1
$\begingroup$

My friend asks me about this problem.

$f$ is differentiable on $(a,b)$, for $c\in (a,b)$, exists a sequence $x_n\to c$ and \lim f'(x_n)=f'(c), how to show that f' doesn't have to be continuous at $c$?

I know 'there exists' such a sequence does not guarantee that it's true for any sequence converging to $c$, but I can't think of a counterexample. Can anybody prove it or find a counterexample? This problem is kinda interesting and I want to know the answer:) Thanks!!!

  • 1
    Trivial counterexample : take $f$ such that $f'$ is not continuous at $0$ and take $x_n=0$.2011-11-17

1 Answers 1

7

Here's a "hand waving" proof that an example exists:

Take $f(x)=\cases{x^2\sin (\textstyle{1\over x}), &x\ne 0\cr 0, &x=0}$

The graph of this function is

enter image description here

$f$ is differentiable for all $x\ne0$. In fact, for $x\ne0$: $ f'(x) = 2x\sin (\textstyle{1\over x})- \cos(\textstyle{1\over x}). $

One can show $f'(0)$ exists and is equal to $0$.

Indeed, for $x\ne0$: $ \eqalign{ {f(x)-f(0)\over x-0} = x\sin(\textstyle{1\over x})\ \buildrel{x\rightarrow 0}\over \longrightarrow\ 0. } $

Also, one can find a sequence $x_n\searrow 0$ for which $f'(x_n)=0$ for each $n$ (look at the horizontal tangents of the graph).
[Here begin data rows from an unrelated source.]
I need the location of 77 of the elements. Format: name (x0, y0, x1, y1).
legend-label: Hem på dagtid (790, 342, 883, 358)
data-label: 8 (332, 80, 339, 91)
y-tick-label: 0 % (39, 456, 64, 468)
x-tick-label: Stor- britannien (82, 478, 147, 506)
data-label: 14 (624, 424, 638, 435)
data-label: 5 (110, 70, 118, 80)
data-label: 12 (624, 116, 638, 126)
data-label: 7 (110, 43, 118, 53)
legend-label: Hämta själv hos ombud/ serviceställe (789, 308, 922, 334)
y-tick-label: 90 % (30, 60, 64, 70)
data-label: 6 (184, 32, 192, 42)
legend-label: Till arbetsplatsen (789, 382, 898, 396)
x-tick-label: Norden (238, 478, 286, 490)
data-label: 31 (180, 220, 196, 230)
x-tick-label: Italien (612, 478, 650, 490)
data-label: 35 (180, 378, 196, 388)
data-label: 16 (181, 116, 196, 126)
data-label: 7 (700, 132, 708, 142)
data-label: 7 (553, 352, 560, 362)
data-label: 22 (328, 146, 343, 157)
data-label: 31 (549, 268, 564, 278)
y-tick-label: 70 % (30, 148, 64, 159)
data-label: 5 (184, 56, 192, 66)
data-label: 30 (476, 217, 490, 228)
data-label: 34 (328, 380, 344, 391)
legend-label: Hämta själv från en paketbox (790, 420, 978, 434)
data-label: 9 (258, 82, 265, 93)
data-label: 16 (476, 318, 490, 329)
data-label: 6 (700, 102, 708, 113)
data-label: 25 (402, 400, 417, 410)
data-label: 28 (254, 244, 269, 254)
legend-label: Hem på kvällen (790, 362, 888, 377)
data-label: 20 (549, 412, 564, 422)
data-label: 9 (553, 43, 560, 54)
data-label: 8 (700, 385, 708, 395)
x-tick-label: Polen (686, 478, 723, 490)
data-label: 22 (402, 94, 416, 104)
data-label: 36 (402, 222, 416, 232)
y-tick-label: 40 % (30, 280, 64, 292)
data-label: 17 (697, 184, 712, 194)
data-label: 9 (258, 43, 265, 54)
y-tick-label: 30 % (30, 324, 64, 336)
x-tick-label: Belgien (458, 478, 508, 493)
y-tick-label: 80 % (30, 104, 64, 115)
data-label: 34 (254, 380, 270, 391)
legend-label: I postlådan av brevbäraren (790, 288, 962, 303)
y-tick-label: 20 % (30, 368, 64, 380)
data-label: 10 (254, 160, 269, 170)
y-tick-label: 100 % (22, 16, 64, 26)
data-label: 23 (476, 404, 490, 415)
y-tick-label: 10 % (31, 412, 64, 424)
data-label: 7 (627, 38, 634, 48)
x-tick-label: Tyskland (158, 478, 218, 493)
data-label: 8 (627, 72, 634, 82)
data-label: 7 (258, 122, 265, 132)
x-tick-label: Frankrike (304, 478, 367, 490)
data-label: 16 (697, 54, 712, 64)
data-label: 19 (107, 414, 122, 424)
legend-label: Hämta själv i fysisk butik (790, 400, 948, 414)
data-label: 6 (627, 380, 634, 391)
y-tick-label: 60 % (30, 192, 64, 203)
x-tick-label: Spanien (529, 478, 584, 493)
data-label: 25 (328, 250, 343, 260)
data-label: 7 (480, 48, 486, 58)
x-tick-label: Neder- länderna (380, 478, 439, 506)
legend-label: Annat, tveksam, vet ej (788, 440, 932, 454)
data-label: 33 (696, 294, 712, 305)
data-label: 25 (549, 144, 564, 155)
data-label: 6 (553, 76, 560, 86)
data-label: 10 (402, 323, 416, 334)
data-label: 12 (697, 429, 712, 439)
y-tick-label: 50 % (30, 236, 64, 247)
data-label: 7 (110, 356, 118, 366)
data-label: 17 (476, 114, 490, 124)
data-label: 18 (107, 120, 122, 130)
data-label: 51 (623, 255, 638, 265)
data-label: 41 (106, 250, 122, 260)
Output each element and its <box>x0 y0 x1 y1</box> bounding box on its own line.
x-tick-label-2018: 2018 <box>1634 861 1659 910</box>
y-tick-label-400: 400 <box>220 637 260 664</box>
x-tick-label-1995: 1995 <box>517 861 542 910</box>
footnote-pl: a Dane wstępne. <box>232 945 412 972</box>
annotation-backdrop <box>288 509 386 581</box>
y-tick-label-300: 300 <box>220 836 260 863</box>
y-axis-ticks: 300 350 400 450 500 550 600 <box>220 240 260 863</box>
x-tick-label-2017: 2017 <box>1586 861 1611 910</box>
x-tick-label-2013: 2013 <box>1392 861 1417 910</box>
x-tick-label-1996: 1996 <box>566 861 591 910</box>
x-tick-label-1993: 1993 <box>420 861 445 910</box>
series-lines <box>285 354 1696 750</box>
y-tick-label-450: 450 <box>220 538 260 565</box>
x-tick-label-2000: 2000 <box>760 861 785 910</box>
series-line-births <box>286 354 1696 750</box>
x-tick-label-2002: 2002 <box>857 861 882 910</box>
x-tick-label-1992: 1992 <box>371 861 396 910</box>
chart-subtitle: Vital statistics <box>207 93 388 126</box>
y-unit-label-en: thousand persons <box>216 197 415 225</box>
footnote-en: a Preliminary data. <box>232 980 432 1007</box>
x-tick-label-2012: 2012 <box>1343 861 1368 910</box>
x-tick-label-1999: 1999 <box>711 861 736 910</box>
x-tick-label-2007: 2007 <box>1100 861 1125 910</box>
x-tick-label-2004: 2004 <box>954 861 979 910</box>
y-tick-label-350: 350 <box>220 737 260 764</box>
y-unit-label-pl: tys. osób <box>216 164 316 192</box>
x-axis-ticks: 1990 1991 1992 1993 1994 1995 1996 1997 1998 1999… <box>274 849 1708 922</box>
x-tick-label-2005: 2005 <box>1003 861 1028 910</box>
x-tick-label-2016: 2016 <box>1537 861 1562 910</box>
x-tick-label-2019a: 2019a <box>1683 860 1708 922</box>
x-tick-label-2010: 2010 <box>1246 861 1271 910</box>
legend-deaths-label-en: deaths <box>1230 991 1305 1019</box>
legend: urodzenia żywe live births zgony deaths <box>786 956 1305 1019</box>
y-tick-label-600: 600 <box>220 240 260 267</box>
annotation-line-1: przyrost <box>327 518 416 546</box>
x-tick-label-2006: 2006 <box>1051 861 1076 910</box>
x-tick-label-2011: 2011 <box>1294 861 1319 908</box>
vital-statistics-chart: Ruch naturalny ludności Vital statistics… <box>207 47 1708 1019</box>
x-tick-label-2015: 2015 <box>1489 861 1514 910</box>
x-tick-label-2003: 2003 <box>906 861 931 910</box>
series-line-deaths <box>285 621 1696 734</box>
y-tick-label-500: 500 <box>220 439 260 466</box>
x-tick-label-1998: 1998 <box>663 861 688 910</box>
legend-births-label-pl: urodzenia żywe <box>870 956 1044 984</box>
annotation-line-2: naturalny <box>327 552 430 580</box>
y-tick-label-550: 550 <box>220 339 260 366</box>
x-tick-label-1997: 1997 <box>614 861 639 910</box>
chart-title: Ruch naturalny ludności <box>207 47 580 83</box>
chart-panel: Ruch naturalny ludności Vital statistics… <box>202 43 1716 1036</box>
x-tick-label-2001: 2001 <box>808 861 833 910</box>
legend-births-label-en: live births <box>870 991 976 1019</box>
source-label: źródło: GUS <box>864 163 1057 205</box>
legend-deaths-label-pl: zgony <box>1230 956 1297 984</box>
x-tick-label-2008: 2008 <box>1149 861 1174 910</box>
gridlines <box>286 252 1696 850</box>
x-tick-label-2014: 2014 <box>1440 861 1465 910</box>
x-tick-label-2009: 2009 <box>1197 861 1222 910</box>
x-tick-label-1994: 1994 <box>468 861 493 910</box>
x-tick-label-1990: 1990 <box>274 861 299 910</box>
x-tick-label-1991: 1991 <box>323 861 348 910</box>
But $f'$ is not continuous at zero since it takes values of both 0 and $a$ in every neighborhood of $0$ for some $a>0$ (to see this, look at the formula for $f'(x)$ above and consider: $2x\sin(\textstyle{1\over x})$ becomes small for small $x$ and $-\cos(\textstyle{1\over x})$ takes the value 1 at some point of every nhood of $0$).